Ancak Gürcistan cumhurbaşkanı Salome Zourabichvili göstericilere seslendi ve onları desteklediğine dair güvence verdi. Avrupa yanlısı lider, yasa taslağına oy veren milletvekillerinin Anayasa’yı ihlal ettiğini söyleyerek, meclisten geçmesi halinde yasayı veto edeceklerini taahhüt etti.
Protestolar, Gürcistan’da resmi tatil olan Dünya Kadınlar Günü münasebetiyle Çarşamba öğleden sonra düzenlenen yürüyüşle yeniden başladı.
Göstericiler, “Rus yasalarına hayır” diye bağırarak merkezi Rustaveli Bulvarı’ndan parlamentoya doğru Gürcü ve AB bayrakları taşıdılar.
Gürcistan medyasının Çarşamba günü bildirdiğine göre, içişleri bakanlığı protestocuları küçük holiganlık ve devlet otoritesine direnmekle suçladı.
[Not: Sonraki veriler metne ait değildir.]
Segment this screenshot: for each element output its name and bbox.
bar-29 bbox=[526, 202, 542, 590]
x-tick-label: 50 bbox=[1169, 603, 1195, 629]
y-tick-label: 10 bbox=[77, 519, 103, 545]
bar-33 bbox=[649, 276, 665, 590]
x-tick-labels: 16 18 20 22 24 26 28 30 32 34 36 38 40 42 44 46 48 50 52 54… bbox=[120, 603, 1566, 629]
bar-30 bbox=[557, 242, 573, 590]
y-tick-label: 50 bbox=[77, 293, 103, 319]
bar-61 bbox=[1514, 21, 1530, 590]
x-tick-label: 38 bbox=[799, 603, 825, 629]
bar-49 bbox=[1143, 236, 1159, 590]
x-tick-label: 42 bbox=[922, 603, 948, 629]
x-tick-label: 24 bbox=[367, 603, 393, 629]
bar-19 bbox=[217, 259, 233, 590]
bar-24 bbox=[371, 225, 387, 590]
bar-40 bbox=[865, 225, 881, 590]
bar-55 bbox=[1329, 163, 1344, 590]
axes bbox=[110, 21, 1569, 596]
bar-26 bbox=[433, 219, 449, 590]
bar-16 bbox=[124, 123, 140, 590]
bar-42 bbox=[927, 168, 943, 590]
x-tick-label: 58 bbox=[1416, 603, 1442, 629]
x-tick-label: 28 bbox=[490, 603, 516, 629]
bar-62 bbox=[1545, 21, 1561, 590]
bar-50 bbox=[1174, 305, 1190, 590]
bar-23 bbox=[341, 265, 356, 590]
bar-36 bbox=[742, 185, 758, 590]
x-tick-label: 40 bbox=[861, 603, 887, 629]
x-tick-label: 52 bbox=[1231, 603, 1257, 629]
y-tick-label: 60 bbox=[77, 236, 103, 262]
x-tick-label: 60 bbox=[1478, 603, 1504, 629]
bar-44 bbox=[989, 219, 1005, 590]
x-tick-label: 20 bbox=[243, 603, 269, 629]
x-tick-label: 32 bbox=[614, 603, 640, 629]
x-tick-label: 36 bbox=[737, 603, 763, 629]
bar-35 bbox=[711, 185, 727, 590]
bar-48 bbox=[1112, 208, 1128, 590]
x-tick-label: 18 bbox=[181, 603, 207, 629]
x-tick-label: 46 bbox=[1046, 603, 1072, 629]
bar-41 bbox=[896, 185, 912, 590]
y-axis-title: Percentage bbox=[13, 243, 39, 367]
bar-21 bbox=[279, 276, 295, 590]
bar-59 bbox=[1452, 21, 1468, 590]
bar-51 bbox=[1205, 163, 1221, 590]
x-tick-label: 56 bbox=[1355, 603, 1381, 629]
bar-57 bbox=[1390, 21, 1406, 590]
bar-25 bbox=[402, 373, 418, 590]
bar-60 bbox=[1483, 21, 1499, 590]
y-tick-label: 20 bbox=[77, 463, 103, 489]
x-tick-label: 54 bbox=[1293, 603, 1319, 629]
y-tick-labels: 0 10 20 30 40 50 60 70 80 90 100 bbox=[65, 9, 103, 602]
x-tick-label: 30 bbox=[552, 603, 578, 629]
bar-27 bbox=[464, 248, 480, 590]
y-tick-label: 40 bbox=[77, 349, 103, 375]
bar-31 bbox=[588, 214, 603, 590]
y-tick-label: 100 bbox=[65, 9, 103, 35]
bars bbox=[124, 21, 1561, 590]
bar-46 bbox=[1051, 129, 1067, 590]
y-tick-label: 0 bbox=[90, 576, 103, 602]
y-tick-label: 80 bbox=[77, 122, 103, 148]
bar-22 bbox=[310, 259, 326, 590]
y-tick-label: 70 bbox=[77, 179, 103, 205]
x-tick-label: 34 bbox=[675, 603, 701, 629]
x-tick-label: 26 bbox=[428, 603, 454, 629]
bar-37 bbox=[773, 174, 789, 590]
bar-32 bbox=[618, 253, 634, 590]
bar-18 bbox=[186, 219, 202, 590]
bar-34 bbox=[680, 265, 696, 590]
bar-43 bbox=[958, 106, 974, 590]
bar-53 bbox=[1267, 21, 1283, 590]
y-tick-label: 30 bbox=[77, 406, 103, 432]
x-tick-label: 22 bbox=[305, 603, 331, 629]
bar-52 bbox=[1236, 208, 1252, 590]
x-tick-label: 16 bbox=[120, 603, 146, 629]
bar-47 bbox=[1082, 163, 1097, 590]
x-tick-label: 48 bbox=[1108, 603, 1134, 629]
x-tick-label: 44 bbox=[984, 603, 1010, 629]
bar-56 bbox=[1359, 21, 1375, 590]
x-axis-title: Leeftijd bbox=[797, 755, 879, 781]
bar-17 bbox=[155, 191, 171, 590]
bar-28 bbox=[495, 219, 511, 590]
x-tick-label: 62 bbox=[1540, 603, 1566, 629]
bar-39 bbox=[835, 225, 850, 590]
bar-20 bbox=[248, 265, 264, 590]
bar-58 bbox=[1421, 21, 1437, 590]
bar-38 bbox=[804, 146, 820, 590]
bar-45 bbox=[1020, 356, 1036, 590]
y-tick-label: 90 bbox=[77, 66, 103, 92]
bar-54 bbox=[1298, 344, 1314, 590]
Bakanlık, “İnsanlar sözde ‘Molotof kokteyli’ ve havai fişek atarak parlamento binasına organize bir saldırı başlattı” dedi.
Bakanlık, Salı günkü çatışmalarda 50’ye yakın polis memurunun yaralandığını ve çok sayıda polis memurunun hala hastanede olduğunu da sözlerine ekledi.
Uluslararası tepki ne oldu?
Soğuk Savaş yıllarında tamamı Sovyetler Birliği’nin kontrolü altında olan Baltık ülkeleri Estonya, Letonya ve Litvanya’nın dışişleri bakanları Çarşamba günü yaptıkları ortak açıklamada yasa tasarısıyla ilgili kaygılarını dile getirdiler.
Baş diplomatlar, “Gürcistan Parlamentosunu, ülkenin gerçek çıkarlarını sorumlu bir şekilde değerlendirmeye ve Gürcistan halkının AB ve NATO’ya doğru ilerleyen demokratik bir ülkede yaşama özlemlerini baltalayabilecek kararlardan kaçınmaya çağırıyoruz.” her iki örgütün de üyesi olan üç ülke.
Aynı zamanda, Gürcü hükümetine halkın barışçıl protesto hakkına saygı duyması çağrısında bulundular.
Son yıllarda, Gürcü yetkililer, Tiflis’in Brüksel ile bağlarını ciddi şekilde zedeleyen, demokraside gerileme algısı nedeniyle artan uluslararası eleştirilerle karşı karşıya kaldılar.